Cuando murió su padre, hacía dos años, Adolf pensó que a lo mejor el estado de ánimo de su madre mejoraría un poco. Su vida se despejaría y se transformaría en otra persona. Desde que él podía recordar, sus padres habían andado constantemente a la greña, porque se impacientaban con cualquier tontería, y consiguieron ahuyentar a todos los amigos y conocidos. En realidad, algún pariente quedaba aún para asomar la nariz, más bien por obligación moral, pero siempre se largaba a toda prisa, porque la atmósfera de su casa era opresiva. Las únicas palabras que pronunciaban eran indirectas terribles que se dirigían el uno a la otra, o expresiones negativas sobre absolutamente todos los aspectos de la sociedad. No había noticia lo suficientemente buena para que ellos no encontraran algún aspecto absolutamente negativo, que convertían en tema de conversación que exprimían durante horas. Adolf sintió un escalofrío al recordarlo. No sabía si las raíces de aquella forma de relacionarse socialmente estaban en su madre o en su padre, pues no les podía recordar sino en constante desencuentro. Si originalmente había sido por culpa de su padre, su madre se había infectado tanto de su antipatía que, cuando por fin desapareció, la naturaleza original de ella ya se había perdido por completo. Seguía refunfuñando todo el rato, aunque ahora solo hablara al aire. Por eso, no fue un día especialmente triste para su único hijo cuando ella falleció, muy poco tiempo atrás: Adolf se limitó a pensar que ya era hora. Los dos habían repartido su malhumor sobre todo lo que les rodeaba, incluyendo a su hijo, y se habían ganado con creces que nadie les llorase.

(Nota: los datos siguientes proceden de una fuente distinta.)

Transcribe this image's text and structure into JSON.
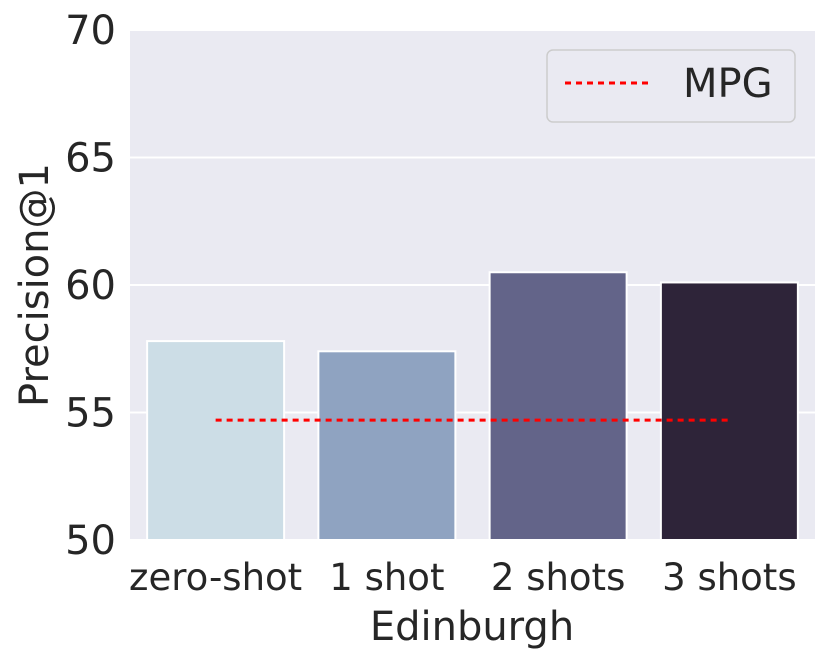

¿Qué es lo que había dicho de ellos la Alda esa? ¿Que estuvieron a punto de separarse ya en los primeros años de su matrimonio? Si eso era cierto, para él no cabía duda alguna de que habrían hecho mejor en divorciarse, en vez de fastidiarse el resto de sus vidas y convertirse en unos desgraciados. Se sentía total y absolutamente incapaz de comprender cómo a dos personas tan diferentes se les había podido pasar por la cabeza casarse, a menos que después de la boda hubiera sucedido algo que los hubiera transformado a los dos de manera irremediable. Pero pensaba que no era eso, sino que habían nacido siendo unos intolerantes y se habían dedicado a chupar el uno del otro, con la esperanza de que dos menos pudieran hacer un más. Pero en vez de eso vivieron en un puro enfado, intratables hasta el último día. Él no tenía ninguna intención de vivir así. Si él era un menos, no pensaba multiplicarlos en su casa poniéndose a vivir, o casándose, con otra menos de género femenino. El inminente juicio seguía paseándose por su cabeza. ¿Tal vez conseguiría despertar la compasión del juez hablando de las circunstancias en las que creció? Desde luego, no tenía motivo para quejarse de su situación material, porque sus padres tenían muy buena posición económica, pero le había faltado el afecto. Esta idea le agradó tanto que decidió apuntarla para comentársela después a la abogada. Eso tendría efectos mágicos, sin duda, sobre todo si Tinna comparecía ante el tribunal y soltaba la mentira de que él era su único apoyo en la vida. Ningún juez con un mínimo de buen corazón podría condenarle a prisión después de semejante testimonio de una pobre niña enferma. Adolf dio gracias de que aún siguiera pareciendo una niña, aunque ya estuviera a punto de cumplir los quince.